SEYYİD KUTUB’UN (RH.A) BAKIŞ AÇISIYLA BELED SURESİ 1. VE 4. AYETLER
1- Hayır, and içerim bu şehre.
2- Ki sen bu şehre girmektesin.
3- Doğurana ve doğurduğuna andolsun ki,
4- Biz insanı birtakım zorluklar, zahmetler ve sıkıntılar içinde yarattık.
Buradaki “Belde” Mekke’dir. Yüce Allah’ın saygın evidir. Yeryüzünde insanlar için, toplantı yeri ve güvenli bir sığınak olmak üzere kurulan ilk evdir. Herkes orada silahını bir yana koyar, çekişmelerini ve düşmanlıklarını unutur ve barış içinde biraraya gelir. Birbirlerinin kanını, malını, ırzını dokunulmaz kabul ederler. Nitekim bu evin kendisi, ağacı, kuşu ve orada yaşayan her canlı da dokunulmazdır. Ayrıca bu ev, Hz. İsmail’in arapların ve tüm Müslümanların atası olan Hz. İbrahim’in evidir.
Yüce Allah, Peygamberi Hz. Muhammed’i -salât ve selâm üzerine olsun şereflendiriyor, bu nedenle burada onu anıyor, onun şu Mekke şehrinde kalmasından ve durmasından söz ediyor. Çünkü Peygamberin orada kalması, Mekke’ye bir kat daha saygınlık kazandırıyor, şeref bahşediyor, büyüklük katıyor. Bu ifadeler burada derin anlam gücüne sahip olan ilhamlardır. Müşrikler bu evin saygınlığını çiğniyorlar ve Peygamberi ve orada bulunan Müslümanları incitiyorlardı. Bu ev şerefli bir evdi. Peygamberin orada kalması da şerefine şeref katmıştı. Yüce Allah Mekke şehrinin ve orada kalan Hz. Muhammed’in üstüne yemin edince, o şehire yücelik, saygınlığı üstüne katmerli bir saygınlık elbisesi giydiriyor demektir.

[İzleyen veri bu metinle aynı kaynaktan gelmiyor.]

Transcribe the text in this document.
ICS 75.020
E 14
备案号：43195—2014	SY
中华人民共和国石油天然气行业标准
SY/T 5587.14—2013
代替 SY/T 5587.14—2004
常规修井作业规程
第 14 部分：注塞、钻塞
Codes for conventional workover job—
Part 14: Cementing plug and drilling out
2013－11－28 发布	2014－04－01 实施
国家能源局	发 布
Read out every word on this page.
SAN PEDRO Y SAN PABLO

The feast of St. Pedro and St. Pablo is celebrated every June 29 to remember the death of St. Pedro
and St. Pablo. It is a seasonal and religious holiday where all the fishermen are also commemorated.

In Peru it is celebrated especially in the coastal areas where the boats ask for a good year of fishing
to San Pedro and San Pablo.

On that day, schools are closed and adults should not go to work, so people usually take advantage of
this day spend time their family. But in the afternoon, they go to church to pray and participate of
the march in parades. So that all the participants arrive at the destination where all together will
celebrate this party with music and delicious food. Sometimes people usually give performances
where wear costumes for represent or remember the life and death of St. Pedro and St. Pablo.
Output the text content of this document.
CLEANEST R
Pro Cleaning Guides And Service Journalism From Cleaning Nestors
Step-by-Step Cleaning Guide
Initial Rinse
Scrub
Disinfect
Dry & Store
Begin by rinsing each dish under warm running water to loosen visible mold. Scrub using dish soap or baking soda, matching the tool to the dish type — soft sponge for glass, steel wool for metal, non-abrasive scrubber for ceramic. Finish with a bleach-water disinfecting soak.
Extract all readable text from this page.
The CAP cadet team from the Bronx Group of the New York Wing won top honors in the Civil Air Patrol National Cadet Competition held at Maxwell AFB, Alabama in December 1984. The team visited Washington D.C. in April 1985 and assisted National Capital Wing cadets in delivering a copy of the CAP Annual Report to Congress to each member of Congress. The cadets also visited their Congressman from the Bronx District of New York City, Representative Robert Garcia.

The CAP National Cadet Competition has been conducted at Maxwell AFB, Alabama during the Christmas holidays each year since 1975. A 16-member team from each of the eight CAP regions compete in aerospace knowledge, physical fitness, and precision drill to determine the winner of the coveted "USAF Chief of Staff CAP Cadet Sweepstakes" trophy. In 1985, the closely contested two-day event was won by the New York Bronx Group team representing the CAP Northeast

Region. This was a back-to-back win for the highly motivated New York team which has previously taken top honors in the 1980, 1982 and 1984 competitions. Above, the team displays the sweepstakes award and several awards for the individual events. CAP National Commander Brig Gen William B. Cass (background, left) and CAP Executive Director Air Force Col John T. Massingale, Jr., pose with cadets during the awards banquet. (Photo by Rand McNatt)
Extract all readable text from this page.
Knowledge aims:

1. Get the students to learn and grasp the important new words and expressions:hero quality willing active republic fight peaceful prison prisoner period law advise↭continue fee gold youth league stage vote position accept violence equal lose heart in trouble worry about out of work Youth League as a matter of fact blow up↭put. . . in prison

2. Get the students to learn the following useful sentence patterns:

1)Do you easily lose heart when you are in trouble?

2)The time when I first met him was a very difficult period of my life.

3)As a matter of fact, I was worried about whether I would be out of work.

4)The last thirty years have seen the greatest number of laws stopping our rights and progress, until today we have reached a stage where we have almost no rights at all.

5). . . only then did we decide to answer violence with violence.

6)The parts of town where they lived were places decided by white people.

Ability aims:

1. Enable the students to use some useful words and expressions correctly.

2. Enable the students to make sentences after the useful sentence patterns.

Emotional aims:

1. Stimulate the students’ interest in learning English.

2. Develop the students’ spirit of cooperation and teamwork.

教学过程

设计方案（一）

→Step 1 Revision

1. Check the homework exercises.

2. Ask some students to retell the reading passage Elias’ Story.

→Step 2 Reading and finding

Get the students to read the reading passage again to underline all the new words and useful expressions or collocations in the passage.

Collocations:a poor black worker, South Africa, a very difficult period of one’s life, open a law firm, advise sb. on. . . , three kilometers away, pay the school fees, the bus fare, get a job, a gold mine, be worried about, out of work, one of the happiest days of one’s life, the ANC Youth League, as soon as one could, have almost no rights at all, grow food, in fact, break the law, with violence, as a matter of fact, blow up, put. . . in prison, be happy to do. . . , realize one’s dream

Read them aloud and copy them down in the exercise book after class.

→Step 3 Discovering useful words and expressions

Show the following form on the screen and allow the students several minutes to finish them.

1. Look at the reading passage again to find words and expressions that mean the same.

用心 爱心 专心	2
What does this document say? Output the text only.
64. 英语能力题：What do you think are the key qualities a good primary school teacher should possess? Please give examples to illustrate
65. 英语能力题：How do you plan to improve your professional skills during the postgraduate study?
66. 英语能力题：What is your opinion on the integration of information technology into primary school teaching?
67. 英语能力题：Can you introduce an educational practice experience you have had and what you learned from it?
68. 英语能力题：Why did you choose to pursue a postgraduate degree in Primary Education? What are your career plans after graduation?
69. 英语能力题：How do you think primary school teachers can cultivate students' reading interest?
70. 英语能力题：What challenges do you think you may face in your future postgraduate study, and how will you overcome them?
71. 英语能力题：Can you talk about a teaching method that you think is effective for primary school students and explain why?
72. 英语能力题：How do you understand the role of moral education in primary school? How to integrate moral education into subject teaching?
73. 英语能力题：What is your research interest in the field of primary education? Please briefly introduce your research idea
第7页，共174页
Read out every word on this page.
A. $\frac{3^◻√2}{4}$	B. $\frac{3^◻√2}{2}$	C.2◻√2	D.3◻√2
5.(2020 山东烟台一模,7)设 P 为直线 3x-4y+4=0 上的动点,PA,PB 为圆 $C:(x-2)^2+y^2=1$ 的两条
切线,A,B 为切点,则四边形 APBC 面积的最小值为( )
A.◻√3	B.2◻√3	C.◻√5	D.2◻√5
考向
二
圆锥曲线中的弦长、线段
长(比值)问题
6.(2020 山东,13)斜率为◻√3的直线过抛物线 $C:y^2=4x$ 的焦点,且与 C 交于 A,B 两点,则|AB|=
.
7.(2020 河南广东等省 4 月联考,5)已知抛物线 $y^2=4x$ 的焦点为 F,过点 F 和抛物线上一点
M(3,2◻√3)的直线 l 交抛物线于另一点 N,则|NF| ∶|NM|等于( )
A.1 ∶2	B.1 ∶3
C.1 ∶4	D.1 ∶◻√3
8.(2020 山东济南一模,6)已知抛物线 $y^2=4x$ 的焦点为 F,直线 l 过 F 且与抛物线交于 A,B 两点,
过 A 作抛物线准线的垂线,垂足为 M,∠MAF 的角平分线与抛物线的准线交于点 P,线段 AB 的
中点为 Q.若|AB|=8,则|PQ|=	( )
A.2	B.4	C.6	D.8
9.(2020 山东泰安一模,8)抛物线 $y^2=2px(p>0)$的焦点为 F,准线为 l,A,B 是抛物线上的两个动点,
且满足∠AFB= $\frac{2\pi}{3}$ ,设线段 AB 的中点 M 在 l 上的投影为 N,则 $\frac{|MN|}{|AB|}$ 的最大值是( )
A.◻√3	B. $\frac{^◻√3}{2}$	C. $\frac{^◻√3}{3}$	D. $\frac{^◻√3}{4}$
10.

Bu durumda bu evin hizmetkârları olduklarını, Hz. İsmail Peygamberin çocukları ve ibrahim’in -selâm üzerine olsun- dini üzere yaşadıklarını iddia eden müşriklerin durumu her yönden iğrenç ve çirkin olarak ortaya çıkmış oluyor.
Belki de “Doğurana ve doğurduğuna andolsun” ayetinin özel olarak Hz. İbrahim ya da Hz. İsmail’e işaret ettiği varsayımı ile ve bu ifadenin daha önce geçen Mekke şehri ve orada kalan Peygamber üstüne edilen yemin ile birlikte düşünülmesi, sonra Mekke’yi ilk kuran Hz. İsmail ile onun oğlunun beraberce gözönüne alınması durumunda, bu anlam, insanın aklına gelmektedir. Gerçi bu değerlendirme, “Doğurana ve doğurduğuna andolsun” ayetinin anlamının herhangi bir kimse ile kayıtlı olmadığını, ortadan kaldırmadığı gibi bu ifadenin insanın dünyaya gelme biçimi ile ve bunun doğum yaparak çoğalma prensibine dayandığına işaret, olması ile çelişmez. Ki bu da surenin temel konusu olan insanın içyüzünden söz etmeye bir hazırlık anlamındadır.
Üstad Muhammed Abduh’un “Amme Cüzü” isimli tefsirinde bu surenin açıklamasını yaparken tam bu noktada, hem bu surenin ruhu ile ve hem de bizim tefsirimiz olan “Fi zılali’l-Kur’an”ın ruhu ile uyuşan çok hoş işaretleri ve nükteleri vardır. Şimdi o nükteleri buraya aktarmak istiyoruz. Rahmetli Üstad tefsirinde diyor ki:
“Sonra yüce Allah, doğuran ve doğan üstüne yemin ederek, dikkatlerimizi birçok hikmetlere çekiyor. Dünyaya geliş aşamalarından “doğup çoğalma” merhalesinin ne kadar yüce olduğuna, ondaki saklı olan sonsuz hikmetlere, yaratma sanatının mükemmelliğine, hem doğuranın ve hem de doğanın dünyaya gelmenin başlaması ve yeni doğan yavrunun olgunluğa erişmesi ve onu kendisi için planlanan gelişmenin son sınırına ulaştırmak uğruna nelere katlandıklarına, dikkatlerimizi çekiyor.”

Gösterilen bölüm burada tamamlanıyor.